I 必為正確。由於 $x_1 = a_{50}$,則對於第一組數字,
$\begin{array}{rcl}
\dfrac{a_1 + a_2 + \cdots + a_{49} + x_1}{50} & = & x_1 \\
a_1 + a_2 + \cdots + z_{49} & = & 49x_1
\end{array}$
對於第二組數字,
$\begin{array}{rcl}
\dfrac{a_1 + a_2 + \cdots + a_{49}}{49} & = & x_2 \\
\dfrac{49x_1}{49} & = & x_2 \\
x_1 & = & x_2
\end{array}$
II 未必正確。不失其一般性,假定 $a_1\le a_2\le \ldots \le a_{49}$。設 $a_{23} = x_1$。對於第一組數字,
$\begin{array}{rcl}
y_1 & = & \dfrac{a_{24} + a_{25}}{2}
\end{array}$
對於第二組數字,
$\begin{array}{rcl}
y_2 & = & a_{25}
\end{array}$
留意 $a_{24} \le a_{25}$。所以
$\begin{array}{rcl}
\dfrac{a_{24} + a_{25}}{2} & \le & a_{25} \\
y_1 & \le & y_2
\end{array}$
III 必為正確。
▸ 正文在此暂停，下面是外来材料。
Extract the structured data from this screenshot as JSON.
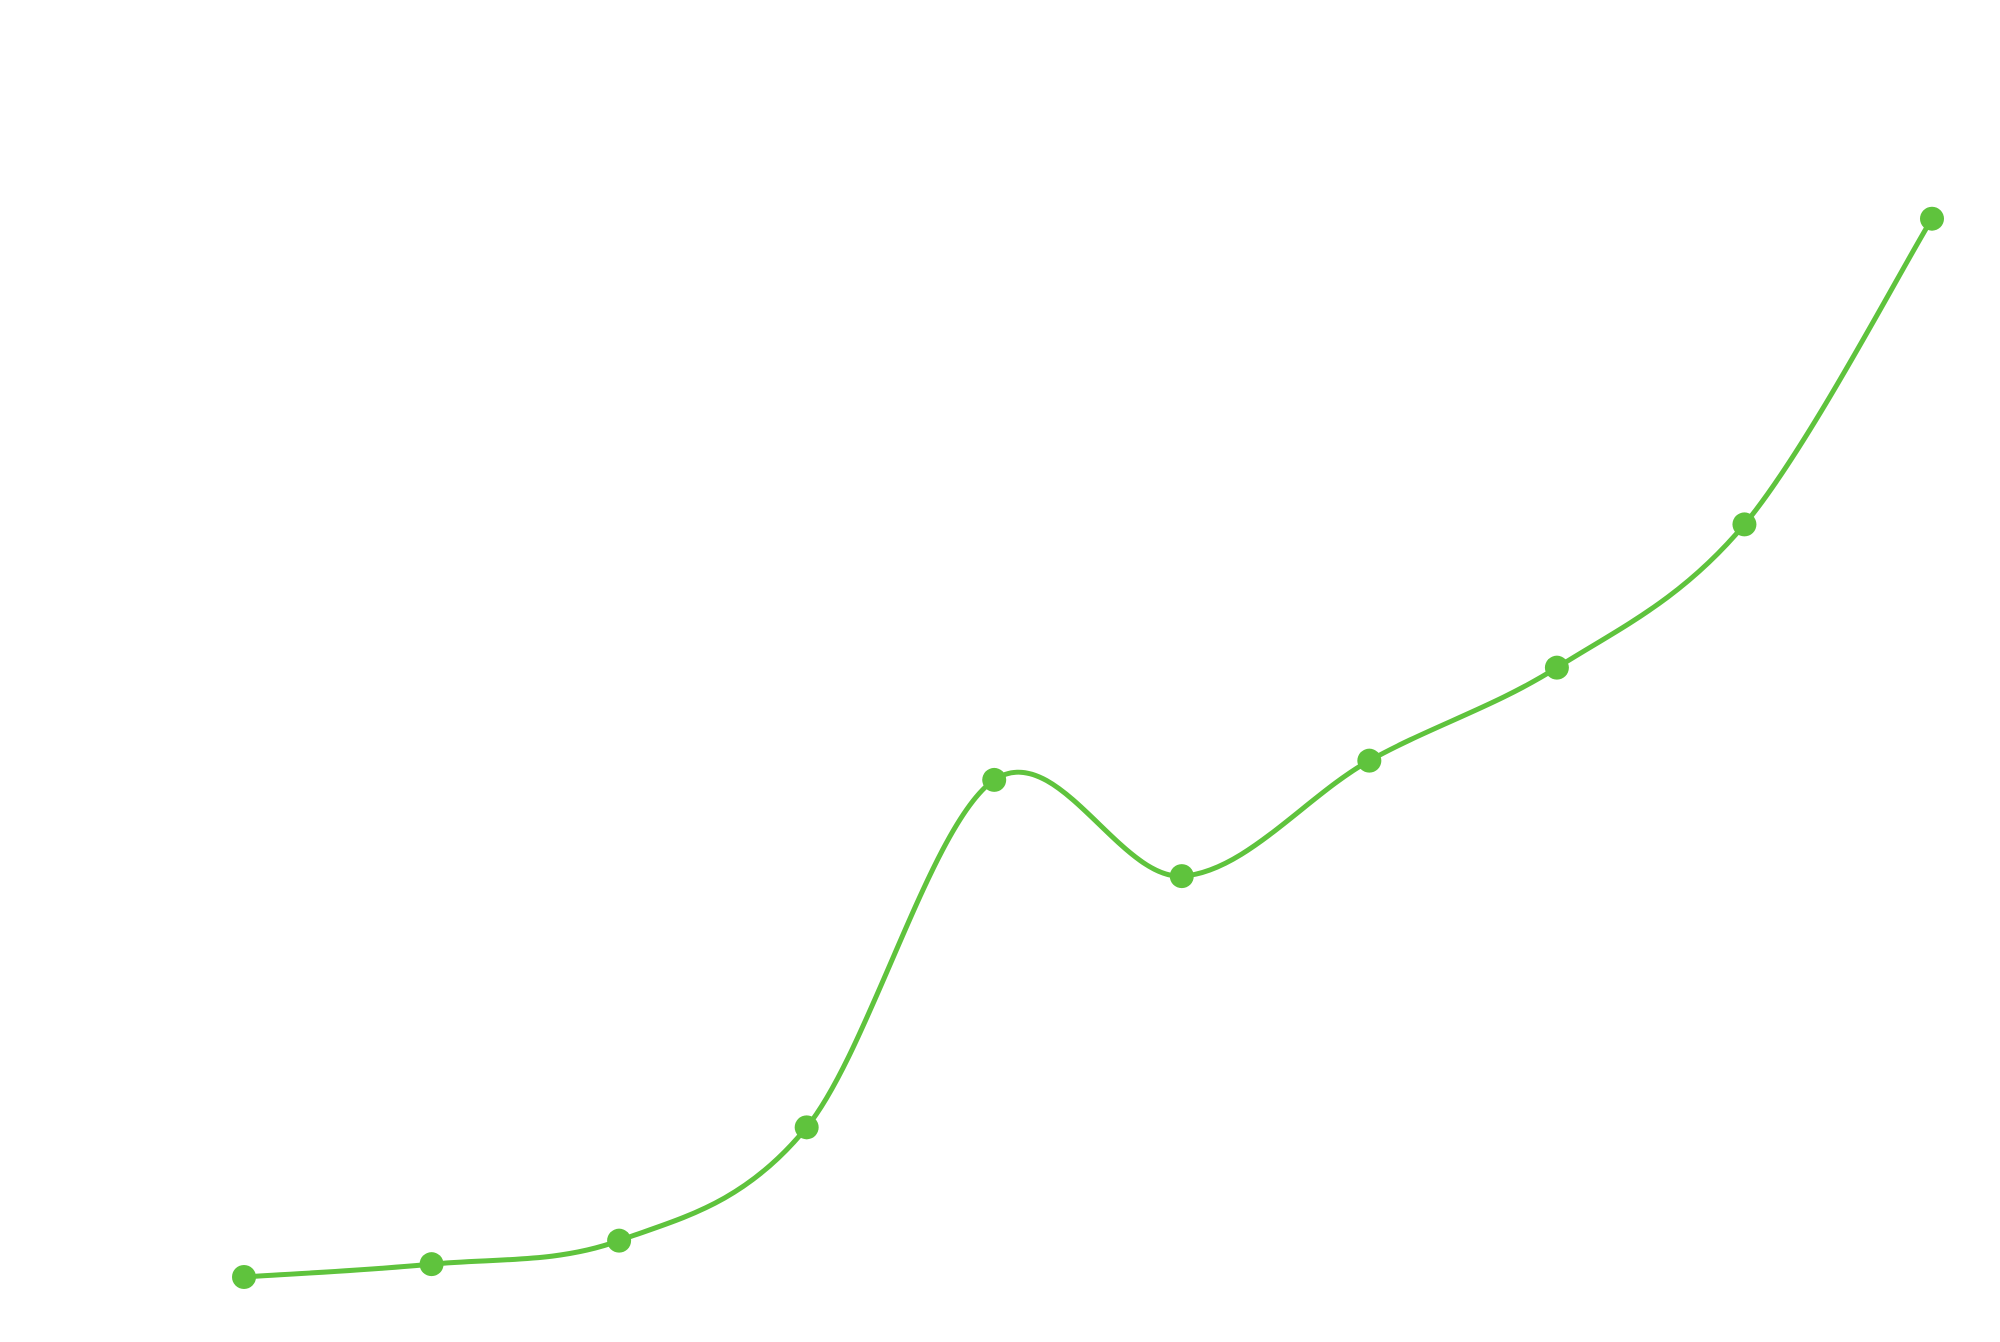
{
  "chart_data": {
    "type": "line",
    "title": "",
    "xlabel": "",
    "ylabel": "",
    "x": [
      1,
      2,
      3,
      4,
      5,
      6,
      7,
      8,
      9,
      10
    ],
    "series": [
      {
        "name": "",
        "values": [
          0.0,
          1.2,
          3.4,
          14.0,
          46.5,
          37.5,
          48.3,
          57.0,
          70.4,
          99.0
        ]
      }
    ],
    "xlim": [
      1,
      10
    ],
    "ylim": [
      0,
      100
    ],
    "grid": false,
    "legend": "none",
    "curve": "smooth",
    "colors": {
      "line": "#5fc33d",
      "marker": "#5fc33d",
      "background": "#ffffff"
    }
  }
}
由於 $x_1=a_{50}$,則對於第一組數字,
$\begin{array}{rcl}
z_1 & = & \dfrac{(a_1 – x_1)^2 + \cdots + (a_{49}-x_1)^2 + (x_1 – x_1)^2}{50} \\
z_1 & = & \dfrac{(a_1 – x_1)^2 + \cdots + (a_{49}-x_1)^2}{50} \ \ldots \unicode{x2460}
\end{array}$
由於 $x_1=x_2$,則第於第二組數字,
$\begin{array}{rcl}
z_2 & = & \dfrac{(a_1 – x_2)^2 + \cdots + (a_{49}-x_2)^2}{49} \\
z_2 & = & \dfrac{(a_1 – x_1)^2 + \cdots + (a_{49}-x_1)^2}{49} \ \ldots \unicode{x2461}
\end{array}$
透過比較 $\unicode{x2460}$ 及 $\unicode{x2461}$,可得 $z_1\le z_2$。